Mein Vater hat Zeitungspapier auf dem Boden ausgebreitet und sitzt auf einem Stuhl in der Mitte.
»Wie willst du es haben?«, frage ich ihn.
»Einfach nur schön.«
Ich kämme sein Haar, an manchen Stellen ist es so verknotet, dass der Kamm stecken bleibt. Dann schneide ich vorsichtig die ersten Haarbüschel ab, fürchte, dass er »Stopp« rufen wird. Aber er sagt nichts, also mache ich weiter. Die Haare bedecken die Zeitungsseiten unter uns.
»Es ist schon ziemlich kurz.«
Er fasst sich an den Kopf, fegt ein Haarbüschel hinter dem Ohr weg.
»Schneid weiter, es wächst ja schnell wieder.«
Ich versuche, mich zu erinnern, welche Frisur die Männer haben, die Mappen unter dem Arm tragen und es immer eilig haben, weil sie einen Zug erreichen und andere Männer mit Mappen treffen müssen. Ich versuche, sein Haar an den Seiten etwas kürzer als oben zu schneiden. Wenn ich in die Schule komme, wird er wie alle anderen Väter aussehen, darüber freue ich mich.

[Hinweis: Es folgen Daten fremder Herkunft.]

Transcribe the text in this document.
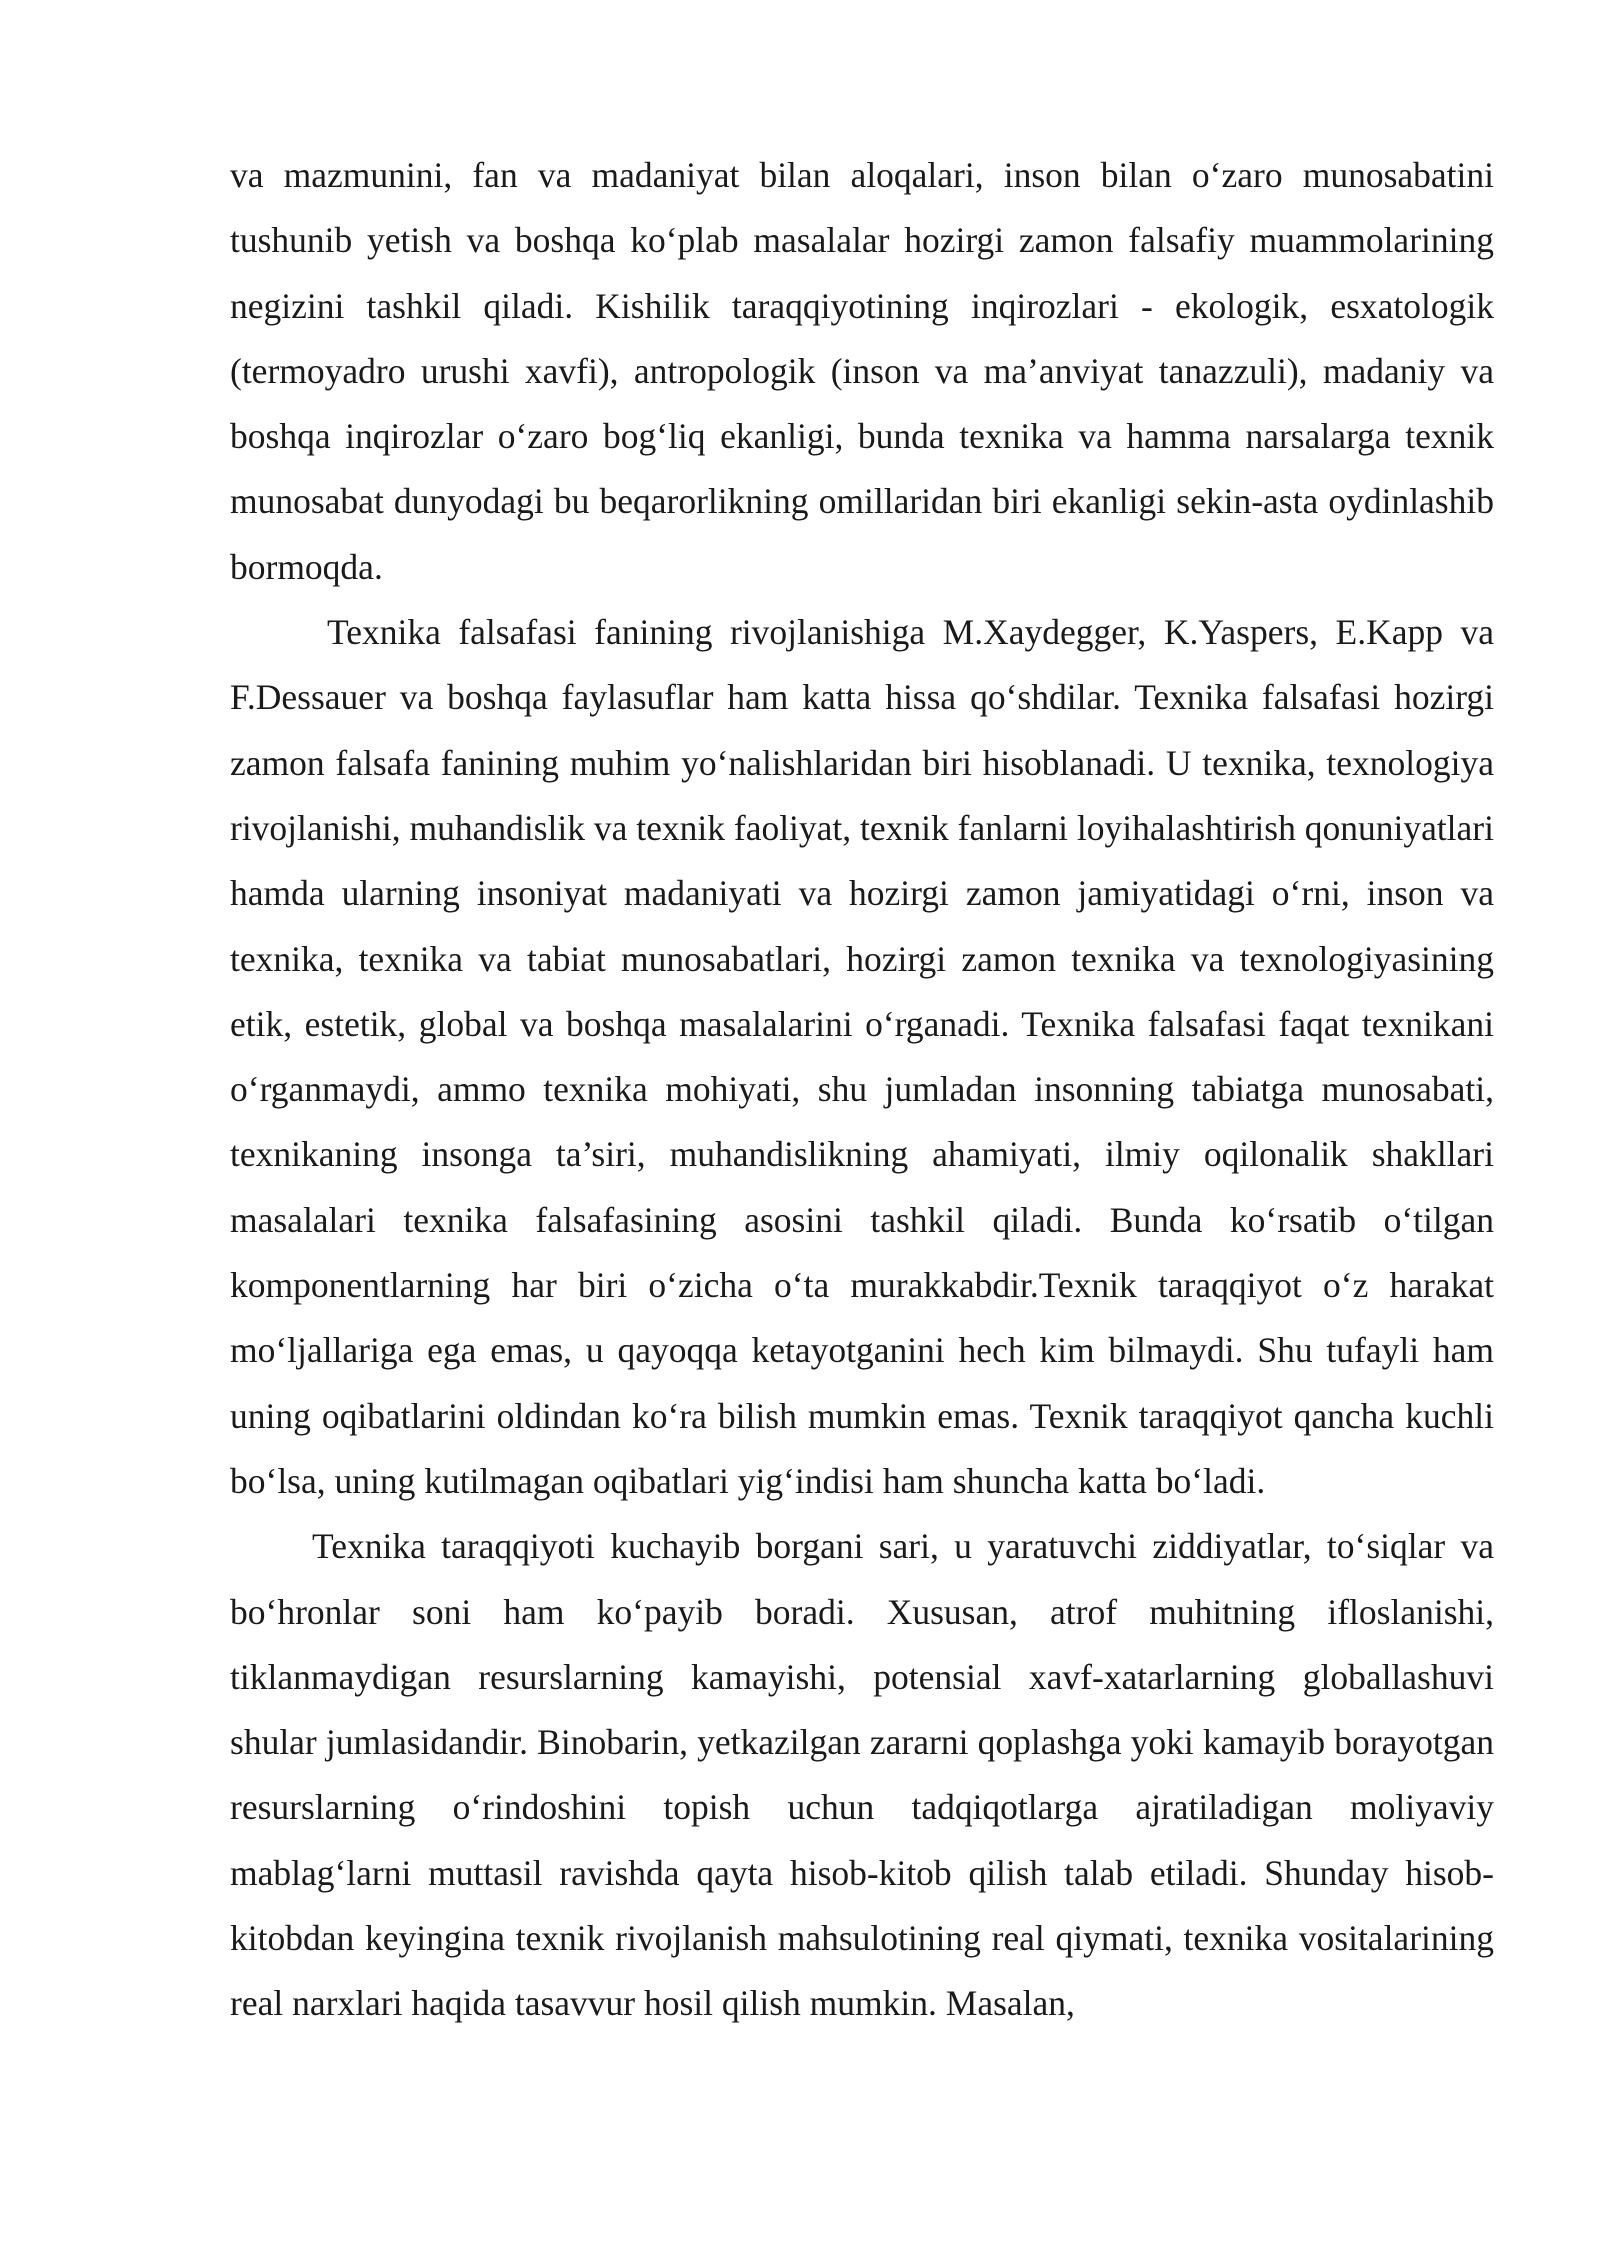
va mazmunini, fan va madaniyat bilan aloqalari, inson bilan o‘zaro munosabatini tushunib yetish va boshqa ko‘plab masalalar hozirgi zamon falsafiy muammolarining negizini tashkil qiladi. Kishilik taraqqiyotining inqirozlari - ekologik, esxatologik (termoyadro urushi xavfi), antropologik (inson va ma’anviyat tanazzuli), madaniy va boshqa inqirozlar o‘zaro bog‘liq ekanligi, bunda texnika va hamma narsalarga texnik munosabat dunyodagi bu beqarorlikning omillaridan biri ekanligi sekin-asta oydinlashib bormoqda.

Texnika falsafasi fanining rivojlanishiga M.Xaydegger, K.Yaspers, E.Kapp va F.Dessauer va boshqa faylasuflar ham katta hissa qo‘shdilar. Texnika falsafasi hozirgi zamon falsafa fanining muhim yo‘nalishlaridan biri hisoblanadi. U texnika, texnologiya rivojlanishi, muhandislik va texnik faoliyat, texnik fanlarni loyihalashtirish qonuniyatlari hamda ularning insoniyat madaniyati va hozirgi zamon jamiyatidagi o‘rni, inson va texnika, texnika va tabiat munosabatlari, hozirgi zamon texnika va texnologiyasining etik, estetik, global va boshqa masalalarini o‘rganadi. Texnika falsafasi faqat texnikani o‘rganmaydi, ammo texnika mohiyati, shu jumladan insonning tabiatga munosabati, texnikaning insonga ta’siri, muhandislikning ahamiyati, ilmiy oqilonalik shakllari masalalari texnika falsafasining asosini tashkil qiladi. Bunda ko‘rsatib o‘tilgan komponentlarning har biri o‘zicha o‘ta murakkabdir.Texnik taraqqiyot o‘z harakat mo‘ljallariga ega emas, u qayoqqa ketayotganini hech kim bilmaydi. Shu tufayli ham uning oqibatlarini oldindan ko‘ra bilish mumkin emas. Texnik taraqqiyot qancha kuchli bo‘lsa, uning kutilmagan oqibatlari yig‘indisi ham shuncha katta bo‘ladi.

Texnika taraqqiyoti kuchayib borgani sari, u yaratuvchi ziddiyatlar, to‘siqlar va bo‘hronlar soni ham ko‘payib boradi. Xususan, atrof muhitning ifloslanishi, tiklanmaydigan resurslarning kamayishi, potensial xavf-xatarlarning globallashuvi shular jumlasidandir. Binobarin, yetkazilgan zararni qoplashga yoki kamayib borayotgan resurslarning o‘rindoshini topish uchun tadqiqotlarga ajratiladigan moliyaviy mablag‘larni muttasil ravishda qayta hisob-kitob qilish talab etiladi. Shunday hisob-kitobdan keyingina texnik rivojlanish mahsulotining real qiymati, texnika vositalarining real narxlari haqida tasavvur hosil qilish mumkin. Masalan,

Als ich mich nicht mehr traue, mehr abzuschneiden, geht er ins Bad und schaut in den Spiegel. Ich halte die Luft an, bis er sagt: »Das hast du gut gemacht.«
Er richtet es ein bisschen, bis er zufrieden ist.
»Ich sag ja nicht, dass du Friseur werden sollst, aber das ist wirklich gut.«
Er kämmt sich einen Mittelscheitel und grinst sein Spiegelbild an. Dann probiert er es mit einem Seitenscheitel, erst nach links, dann nach rechts. Nun sieht er wie ein Schlipsträger aus, der in einer Bank arbeitet und jeden Tag zur selben Uhrzeit nach Hause kommt. Wenn ich das nächste Mal einkaufen gehe, bringe ich ihm einen Schlips mit. Wenn ich lächle, während er ihn auspackt, würde er ihn sogar anziehen. Ich fürchte nur, er würde ihn über dem Pullover tragen.
Er reibt mehr Wasser ins Haar. »Ein Superseitenscheitel«, sagt er und kämmt es ganz glatt. Dann holt er schwarze Schuhcreme, schraubt den Deckel auf und steckt zwei Finger hinein. Er malt sich einen dicken Strich zwischen Nase und Oberlippe. »Wer bin ich?«, fragt er.
»Hitler«, rufe ich.
Mein Vater marschiert mit steifen Beinen durch die Wohnung und streckt die rechte Hand in die Luft. Er ruft auf Deutsch: »Arbeit macht frei!«, und wirbelt Haarbüschel vom Boden auf. Er schielt, sabbert und ruft: »Die Endlösung der Judenfrage.« Ich lache, bis mir der Bauch wehtut.
An diesem Abend essen wir Kartoffeleintopf mit Würstchen, das Rezept habe ich aus dem großen Kochbuch von der Bibliothek. Immer, wenn ich meinen Vater ansehe, kann ich mir das Lachen nicht verkneifen. Er hat geschrubbt und geschrubbt, aber den schwarzen Strich nicht von der Oberlippe abbekommen.
»Wenn es so gut schmeckt, darf man ruhig schmatzen«, sagt er und trinkt einen Schluck Bier. Ich bin stolz, zum ersten Mal habe ich etwas so hinbekommen, wie es im Buch aussieht.
Die Wand hinter uns ist wieder leer. Mein Vater hat alle Zeitungsausschnitte abgenommen, während ich kochte. Nur die blauen Striche auf der Tapete sind noch da.